Publié le 22 novembre 2025 20h00. L’objet interstellaire 3I/Atlas, récemment détecté, continue de susciter l’émoi dans la communauté scientifique, certains allant jusqu’à évoquer une possible origine artificielle. L’astrophysicien Avi Loeb critique la manière dont les premières images ont été interprétées, estimant qu’elles n’ont pas mis en lumière les véritables anomalies de cet objet venu d’ailleurs.
- L’astrophysicien Avi Loeb remet en question l’interprétation des premières images de 3I/Atlas, jugeant qu’elles minimisent les aspects énigmatiques de cet objet interstellaire.
- Loeb souligne la qualité médiocre des photographies publiées, à l’exception d’une image prise par le Mars Reconnaissance Orbiter, et regrette que l’attention ne se soit pas portée sur les mystères entourant 3I/Atlas.
- L’observation de la réaction de 3I/Atlas face au Soleil sera déterminante pour évaluer l’hypothèse d’une origine technologique.
L’objet interstellaire 3I/Atlas, le troisième de ce type à être découvert à ce jour, a captivé l’attention des scientifiques et du grand public. Contrairement à ses prédécesseurs, 3I/Atlas présente des caractéristiques inhabituelles qui remettent en question notre compréhension des comètes conventionnelles. Ces particularités ont alimenté diverses théories, allant d’une comète rare à l’hypothèse plus audacieuse d’une technologie extraterrestre, voire d’une sonde envoyée par une civilisation lointaine.
Avi Loeb, astrophysicien de renom, a exprimé ses réserves concernant la présentation des premières images de 3I/Atlas dans une interview accordée à FOX 32 Chicago, reprise sur son blog.
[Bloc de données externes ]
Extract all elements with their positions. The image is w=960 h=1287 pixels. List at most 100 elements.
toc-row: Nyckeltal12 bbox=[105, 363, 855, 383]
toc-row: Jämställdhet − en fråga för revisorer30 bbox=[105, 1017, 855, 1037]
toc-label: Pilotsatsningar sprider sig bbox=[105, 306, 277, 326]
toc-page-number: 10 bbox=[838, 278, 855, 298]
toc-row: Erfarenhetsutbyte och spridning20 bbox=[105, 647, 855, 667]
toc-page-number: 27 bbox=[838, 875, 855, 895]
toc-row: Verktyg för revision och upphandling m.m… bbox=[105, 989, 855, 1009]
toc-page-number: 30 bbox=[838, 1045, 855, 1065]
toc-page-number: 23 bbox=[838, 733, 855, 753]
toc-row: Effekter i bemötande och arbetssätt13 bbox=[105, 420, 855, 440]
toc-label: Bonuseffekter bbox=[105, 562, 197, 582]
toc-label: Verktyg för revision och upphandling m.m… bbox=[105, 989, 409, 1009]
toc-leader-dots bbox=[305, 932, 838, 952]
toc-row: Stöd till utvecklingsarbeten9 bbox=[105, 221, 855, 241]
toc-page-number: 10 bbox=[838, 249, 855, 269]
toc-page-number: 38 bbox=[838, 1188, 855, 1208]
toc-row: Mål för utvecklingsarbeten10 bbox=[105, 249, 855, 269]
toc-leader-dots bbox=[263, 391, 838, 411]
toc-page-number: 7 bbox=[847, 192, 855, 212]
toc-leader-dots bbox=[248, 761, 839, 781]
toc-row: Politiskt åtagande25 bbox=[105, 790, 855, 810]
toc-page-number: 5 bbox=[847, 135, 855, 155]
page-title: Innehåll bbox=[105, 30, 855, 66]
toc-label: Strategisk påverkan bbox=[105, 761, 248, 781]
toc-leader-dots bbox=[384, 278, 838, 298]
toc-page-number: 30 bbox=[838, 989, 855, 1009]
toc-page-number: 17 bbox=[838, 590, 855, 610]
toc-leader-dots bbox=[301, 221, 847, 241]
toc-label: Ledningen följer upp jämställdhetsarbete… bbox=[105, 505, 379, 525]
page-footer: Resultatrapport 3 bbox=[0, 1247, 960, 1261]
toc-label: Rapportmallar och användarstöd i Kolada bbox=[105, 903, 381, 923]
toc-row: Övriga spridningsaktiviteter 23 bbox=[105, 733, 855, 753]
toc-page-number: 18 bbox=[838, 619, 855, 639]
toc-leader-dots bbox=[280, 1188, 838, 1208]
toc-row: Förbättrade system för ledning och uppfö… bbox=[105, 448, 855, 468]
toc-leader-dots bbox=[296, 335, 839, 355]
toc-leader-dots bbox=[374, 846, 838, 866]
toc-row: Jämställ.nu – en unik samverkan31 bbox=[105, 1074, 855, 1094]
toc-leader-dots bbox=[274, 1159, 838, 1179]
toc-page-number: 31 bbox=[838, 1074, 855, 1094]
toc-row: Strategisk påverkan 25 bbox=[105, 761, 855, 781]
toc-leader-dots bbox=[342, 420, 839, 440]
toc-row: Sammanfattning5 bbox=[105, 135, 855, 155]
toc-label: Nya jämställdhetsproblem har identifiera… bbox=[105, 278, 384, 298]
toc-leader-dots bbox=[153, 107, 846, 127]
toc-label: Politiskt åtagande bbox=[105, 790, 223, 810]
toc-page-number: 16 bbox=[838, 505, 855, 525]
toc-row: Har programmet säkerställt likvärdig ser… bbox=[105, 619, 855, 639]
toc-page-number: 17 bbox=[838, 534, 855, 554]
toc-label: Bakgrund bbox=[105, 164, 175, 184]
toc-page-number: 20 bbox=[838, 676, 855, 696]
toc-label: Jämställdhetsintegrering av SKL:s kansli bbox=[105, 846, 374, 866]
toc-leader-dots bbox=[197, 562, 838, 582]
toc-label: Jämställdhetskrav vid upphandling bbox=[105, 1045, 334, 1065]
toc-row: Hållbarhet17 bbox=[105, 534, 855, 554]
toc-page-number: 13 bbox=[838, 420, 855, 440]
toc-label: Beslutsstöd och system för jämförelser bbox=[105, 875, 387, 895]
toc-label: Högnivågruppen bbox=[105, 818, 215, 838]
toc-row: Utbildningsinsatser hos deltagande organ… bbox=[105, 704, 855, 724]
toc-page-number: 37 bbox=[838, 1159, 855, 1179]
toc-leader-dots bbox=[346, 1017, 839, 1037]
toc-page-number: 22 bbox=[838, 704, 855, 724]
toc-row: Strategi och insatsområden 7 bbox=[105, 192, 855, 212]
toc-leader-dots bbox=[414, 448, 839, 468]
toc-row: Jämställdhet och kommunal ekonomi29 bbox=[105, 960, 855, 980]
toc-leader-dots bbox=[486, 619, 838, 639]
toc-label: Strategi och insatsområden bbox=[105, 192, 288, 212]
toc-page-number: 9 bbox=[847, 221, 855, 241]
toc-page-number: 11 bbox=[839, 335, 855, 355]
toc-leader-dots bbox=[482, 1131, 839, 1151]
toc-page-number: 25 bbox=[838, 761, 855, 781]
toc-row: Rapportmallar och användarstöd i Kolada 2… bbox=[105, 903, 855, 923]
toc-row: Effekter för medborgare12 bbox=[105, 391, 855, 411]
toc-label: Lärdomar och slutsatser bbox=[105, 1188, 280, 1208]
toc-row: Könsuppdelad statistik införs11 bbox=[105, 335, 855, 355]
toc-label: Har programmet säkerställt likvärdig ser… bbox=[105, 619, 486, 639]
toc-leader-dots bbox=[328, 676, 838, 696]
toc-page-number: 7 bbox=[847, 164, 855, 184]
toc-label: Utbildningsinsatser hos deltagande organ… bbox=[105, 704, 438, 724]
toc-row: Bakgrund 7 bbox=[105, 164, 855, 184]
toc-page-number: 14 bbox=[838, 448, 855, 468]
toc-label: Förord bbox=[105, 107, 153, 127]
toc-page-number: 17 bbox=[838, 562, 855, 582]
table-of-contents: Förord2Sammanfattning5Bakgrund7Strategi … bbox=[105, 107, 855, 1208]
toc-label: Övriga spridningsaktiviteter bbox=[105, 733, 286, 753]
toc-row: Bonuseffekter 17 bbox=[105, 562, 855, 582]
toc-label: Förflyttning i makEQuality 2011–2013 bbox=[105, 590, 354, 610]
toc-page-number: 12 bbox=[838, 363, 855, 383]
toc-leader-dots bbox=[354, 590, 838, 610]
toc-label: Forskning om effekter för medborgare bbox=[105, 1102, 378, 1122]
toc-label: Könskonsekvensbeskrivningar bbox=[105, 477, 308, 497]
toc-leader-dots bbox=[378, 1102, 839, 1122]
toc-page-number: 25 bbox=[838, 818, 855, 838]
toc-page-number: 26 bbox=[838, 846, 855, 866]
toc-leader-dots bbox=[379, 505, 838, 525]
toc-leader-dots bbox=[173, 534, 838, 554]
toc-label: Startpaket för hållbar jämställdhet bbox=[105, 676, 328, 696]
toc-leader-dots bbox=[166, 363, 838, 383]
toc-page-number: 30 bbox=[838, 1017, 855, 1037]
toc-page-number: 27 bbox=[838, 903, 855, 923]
Il estime que l’accent a été mis sur des aspects déjà connus, minimisant ainsi l’importance des anomalies observées.
« Ils se sont concentrés sur ce que nous pensons déjà savoir : qu’il s’agit d’une comète d’un type connu, rien de vraiment inhabituel, elle vient juste d’un environnement différent, et ils ont donc essayé de tempérer les attentes concernant la découverte de quelque chose d’inhabituel au cours du processus scientifique d’étude. Et la vérité est qu’il existe de nombreuses anomalies, problèmes, énigmes et mystères que nous ne comprenons pas, et c’est précisément ce qui intéresse le public. »
Avi Loeb, astrophysicien
Loeb a particulièrement critiqué la qualité des images diffusées. À l’exception d’une photographie capturée le 2 octobre par la caméra HiRISE de l’orbiteur Mars Reconnaissance Orbiter, les autres images semblaient floues et peu informatives. Il rappelle que cette image avait été gardée secrète pendant 45 jours, ce qui avait suscité l’espoir de révélations significatives lors de la conférence de presse.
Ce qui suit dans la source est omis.